HE awoke from a dream noisy with laughter and the ring of shod hoofs on a stone roadway; a phantasma in which faces were gray and distorted through smoke and people did wild things in sane ways. He lay long enough to separate the fiction of this dream from the actual but not more credible performances of the night before. Then he rose, yawning away the last of his drowsiness, and looked out over the roofs. He saw that it was late afternoon, for the shadows of the water butts ran well to the east. The mute solitude of the scene gave his loneliness a new pang. He felt more solitary in the multitude than he had ever felt in his unpeopled hills. Yet the place still lured him, not less than in days when he had hungered for it, a starved lover of life in the desert. If only he could find some one to come near, some one to whom he could be his unguarded self. Such a one must exist.
His eyes swept the reticent roofs, and his mind searched beneath them: what felicitous possibilities did they not conceal? People doubtless fasting like himself, longing for the friendly cry, eating their hearts out in loneliness—men and women he might know or never know. He lifted each roof as he gazed; under any one of them might be the companion; under all were charms of adventurous search.
In this moment of homesick longing his mind caught at Mrs. Laithe. She had told him to come soon. Did that mean in one day, or in ten? She was his one link with an old life that had filled if it did not satisfy. And sometimes she had met him. Chiefly she had been a woman for the eyes, but there had been fleeting times when they touched in ways that brought him a deeper satisfaction—times when invisible antennæ from each seemed to be in communicative contact. These moments brought back the palsy of shyness that had stricken him at his first glimpses of her; yet they brought, too, some potent, strange essence that sustained him. He resolved to go to her now. She mystified, she dismayed him, but her kindness was dependable.
It was the memory of this that moved him to throw off his stale, smoke-saturated garments, to bathe, to dress himself afresh, and to walk briskly through the tonic sharpness of a September afternoon.

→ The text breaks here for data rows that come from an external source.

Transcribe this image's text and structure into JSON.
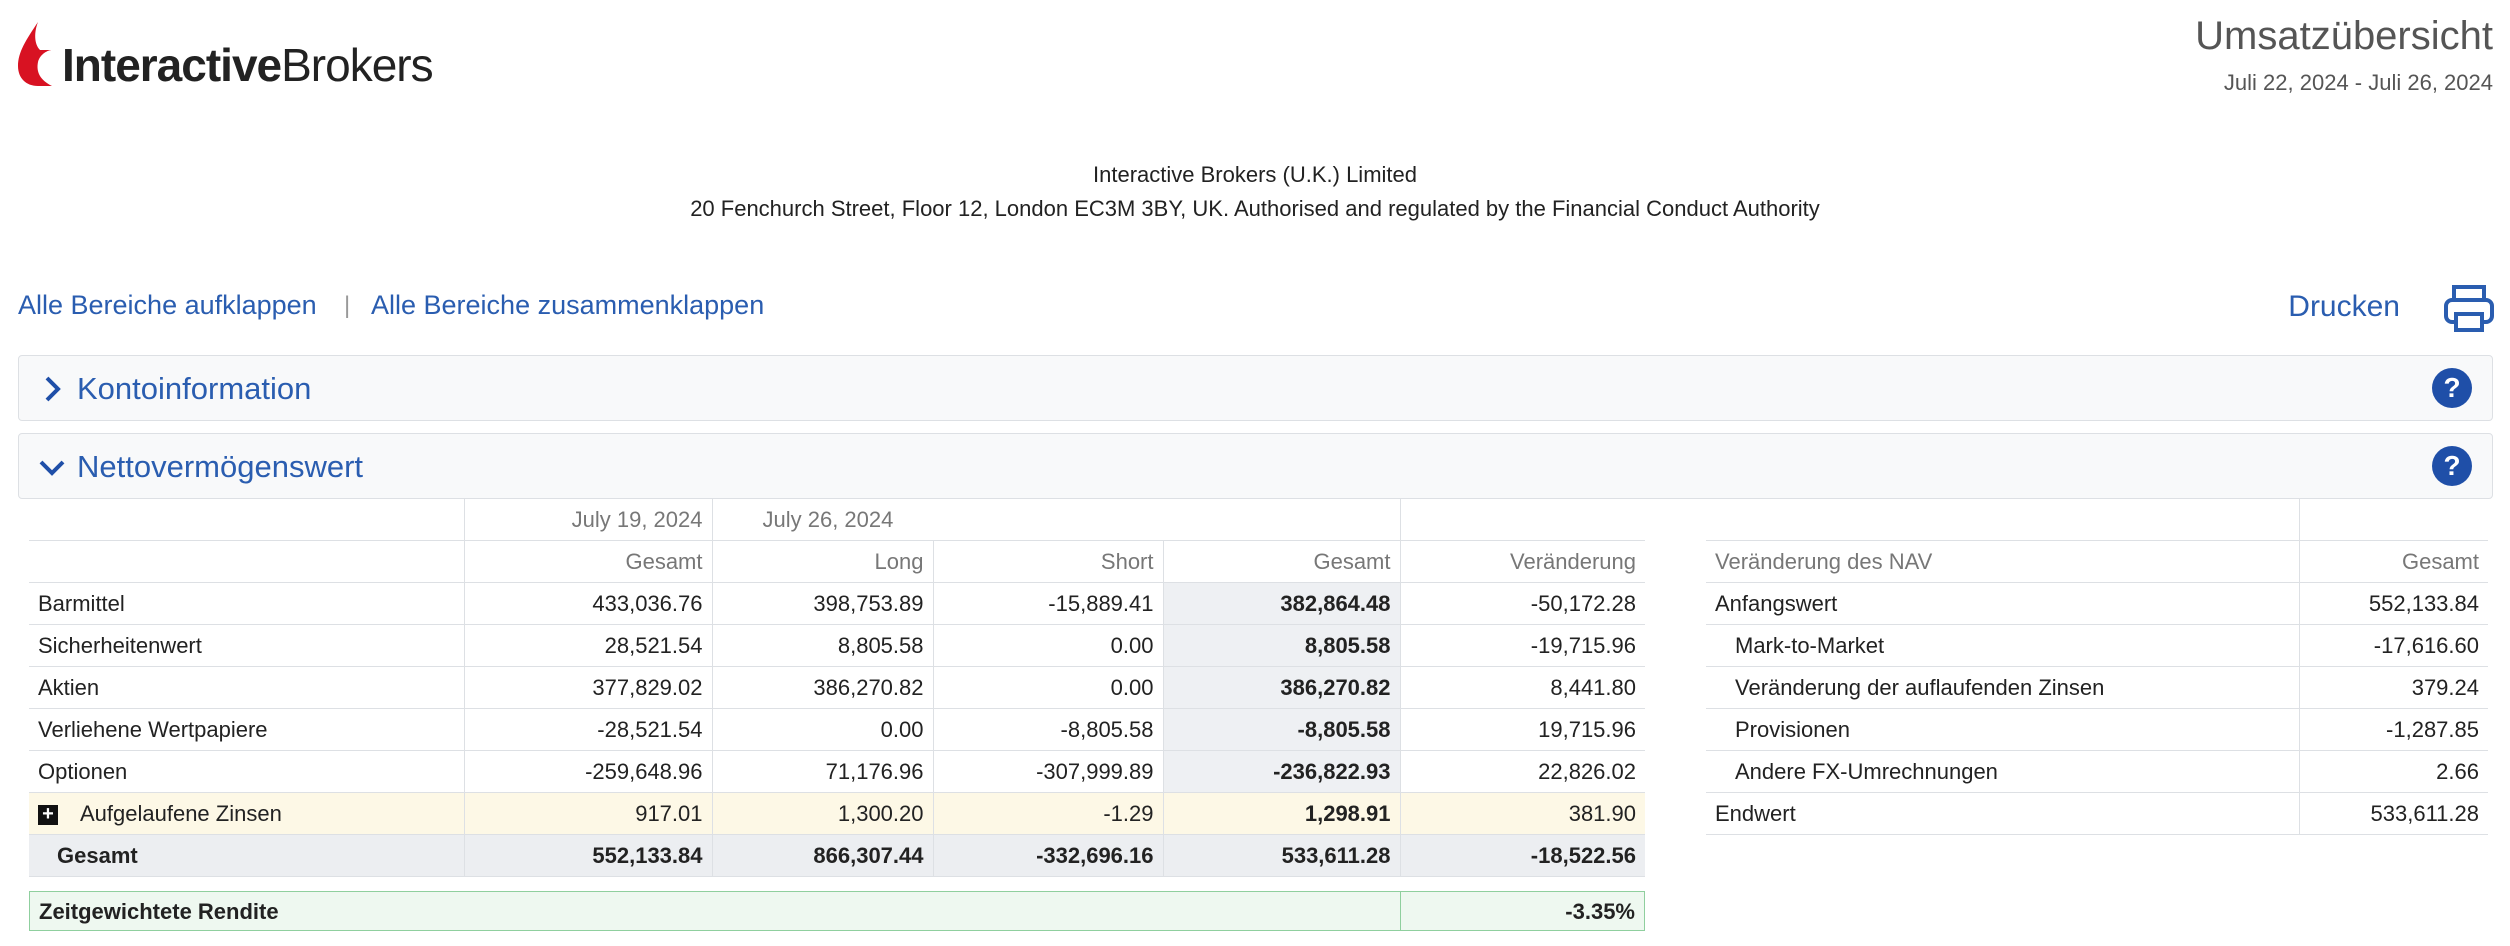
{
  "header": {
    "logo_bold": "Interactive",
    "logo_light": "Brokers",
    "title": "Umsatzübersicht",
    "period": "Juli 22, 2024 - Juli 26, 2024"
  },
  "company": {
    "name": "Interactive Brokers (U.K.) Limited",
    "address": "20 Fenchurch Street, Floor 12, London EC3M 3BY, UK. Authorised and regulated by the Financial Conduct Authority"
  },
  "links": {
    "expand_all": "Alle Bereiche aufklappen",
    "separator": "|",
    "collapse_all": "Alle Bereiche zusammenklappen",
    "print": "Drucken"
  },
  "sections": [
    "Kontoinformation",
    "Nettovermögenswert"
  ],
  "nav_table": {
    "group_headers": [
      "July 19, 2024",
      "July 26, 2024"
    ],
    "columns": [
      "Gesamt",
      "Long",
      "Short",
      "Gesamt",
      "Veränderung"
    ],
    "rows": [
      [
        "Barmittel",
        "433,036.76",
        "398,753.89",
        "-15,889.41",
        "382,864.48",
        "-50,172.28"
      ],
      [
        "Sicherheitenwert",
        "28,521.54",
        "8,805.58",
        "0.00",
        "8,805.58",
        "-19,715.96"
      ],
      [
        "Aktien",
        "377,829.02",
        "386,270.82",
        "0.00",
        "386,270.82",
        "8,441.80"
      ],
      [
        "Verliehene Wertpapiere",
        "-28,521.54",
        "0.00",
        "-8,805.58",
        "-8,805.58",
        "19,715.96"
      ],
      [
        "Optionen",
        "-259,648.96",
        "71,176.96",
        "-307,999.89",
        "-236,822.93",
        "22,826.02"
      ],
      [
        "Aufgelaufene Zinsen",
        "917.01",
        "1,300.20",
        "-1.29",
        "1,298.91",
        "381.90"
      ]
    ],
    "total": [
      "Gesamt",
      "552,133.84",
      "866,307.44",
      "-332,696.16",
      "533,611.28",
      "-18,522.56"
    ],
    "twr": {
      "label": "Zeitgewichtete Rendite",
      "value": "-3.35%"
    }
  },
  "change_table": {
    "columns": [
      "Veränderung des NAV",
      "Gesamt"
    ],
    "rows": [
      [
        "Anfangswert",
        "552,133.84"
      ],
      [
        "Mark-to-Market",
        "-17,616.60"
      ],
      [
        "Veränderung der auflaufenden Zinsen",
        "379.24"
      ],
      [
        "Provisionen",
        "-1,287.85"
      ],
      [
        "Andere FX-Umrechnungen",
        "2.66"
      ],
      [
        "Endwert",
        "533,611.28"
      ]
    ]
  }
}
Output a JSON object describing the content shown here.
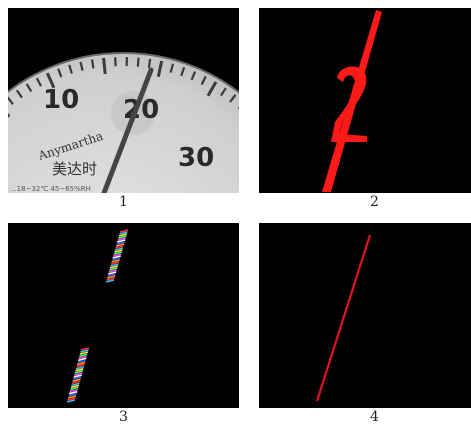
{
  "panels": [
    {
      "caption": "1",
      "content": "gauge-photo",
      "gauge": {
        "dial_numbers": [
          "10",
          "20",
          "30"
        ],
        "brand": "Anymartha",
        "brand_cn": "美达时",
        "spec_text": "...18~32℃ 45~65%RH"
      }
    },
    {
      "caption": "2",
      "content": "red-needle-and-digit-mask"
    },
    {
      "caption": "3",
      "content": "colored-edge-segments"
    },
    {
      "caption": "4",
      "content": "detected-red-line"
    }
  ],
  "colors": {
    "background": "#000000",
    "mask_red": "#ff1a1a",
    "line_red": "#e0141e",
    "dial_face": "#d2d2d2"
  }
}
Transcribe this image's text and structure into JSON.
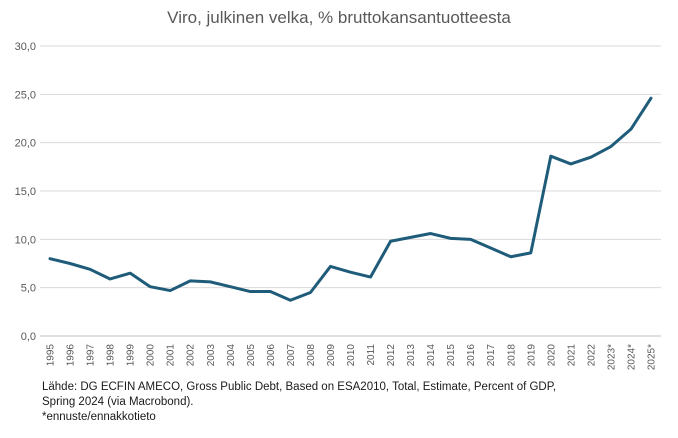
{
  "chart_data": {
    "type": "line",
    "title": "Viro, julkinen velka, % bruttokansantuotteesta",
    "xlabel": "",
    "ylabel": "",
    "ylim": [
      0,
      30
    ],
    "yticks": [
      "0,0",
      "5,0",
      "10,0",
      "15,0",
      "20,0",
      "25,0",
      "30,0"
    ],
    "grid": true,
    "categories": [
      "1995",
      "1996",
      "1997",
      "1998",
      "1999",
      "2000",
      "2001",
      "2002",
      "2003",
      "2004",
      "2005",
      "2006",
      "2007",
      "2008",
      "2009",
      "2010",
      "2011",
      "2012",
      "2013",
      "2014",
      "2015",
      "2016",
      "2017",
      "2018",
      "2019",
      "2020",
      "2021",
      "2022",
      "2023*",
      "2024*",
      "2025*"
    ],
    "series": [
      {
        "color": "#1f5c7a",
        "values": [
          8.0,
          7.5,
          6.9,
          5.9,
          6.5,
          5.1,
          4.7,
          5.7,
          5.6,
          5.1,
          4.6,
          4.6,
          3.7,
          4.5,
          7.2,
          6.6,
          6.1,
          9.8,
          10.2,
          10.6,
          10.1,
          10.0,
          9.1,
          8.2,
          8.6,
          18.6,
          17.8,
          18.5,
          19.6,
          21.4,
          24.6
        ]
      }
    ]
  },
  "source": {
    "line1": "Lähde: DG ECFIN AMECO, Gross Public Debt, Based on ESA2010, Total, Estimate, Percent of GDP,",
    "line2": "Spring 2024 (via Macrobond).",
    "line3": "*ennuste/ennakkotieto"
  }
}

As he rang the bell a vague, delightful home-coming warmth rushed over him.
"In a moment I shall see her," he said within himself. As the door swung back he heard the din of many voices and caught a rush of heated air, sweetish with the odor, as it seemed, of tired and fainting flowers. At the entrance to the drawing room he faltered, for the place was thronged with terrifying strange people who held teacups and talked explosively.
Longing to flee, he saw Mrs. Laithe across the room, turning somewhat wearily, he thought, away from three or four voluble women, as if to snatch at a moment of rest from her perfunctory smile. Almost instantly her eyes swung to his, and he became aware, as she started toward him, of some sudden flurry leaping behind their black-fringed curtains, a quick play of lights that stirred and confused him. She gave him her hand with half-formal phrases of greeting under which he detected a rising nervousness.
"So good of you to come, and on my day! They're tiresome at best. You are well? You shall have tea and know some people." She went to a table between the two rooms, where a girl in white drew tea from a samovar into many little cups. Ewing began to watch this girl, a slight but rounded creature with yellowish hair curving down either side of her tanned face. He caught a greenish light in her eyes, as she bent to her task with a somewhat anxious concentration.
Mrs. Laithe brought him the tea, which he helplessly took, and presented him to a vivid-hued young matron, who made room for him beside her. His part in the talk that followed was confined to mutterings of agreement, tinged now and then with a discreet sympathy. He heard the latest golf and yachting news and sprightly chat of the lady's newest motor car. He caught a blurred view of the Austrian Tyrol, and absorbed technical data on the operation of smuggling silk stockings from Paris. He gleaned that Airedales were difficult to raise; that Caruso would return; that all coachmen were but hirelings of the sales stables, when you got at the root of the trouble. He learned that Newport had been deadly, Bar Harbor impossible, Tuxedo not half bad for a week end; and that New York would be empty for another fortnight.
Upon none of these difficult matters had he anything of moment to offer. The assertion that New York was empty bereft him, indeed, of even his slender power of assent. The lady would have considered him stupid but for the look with which he met her quick eyes from time to time. She decided that he was merely bored—a thing not to be particularly remarked. It was common enough in the men she met.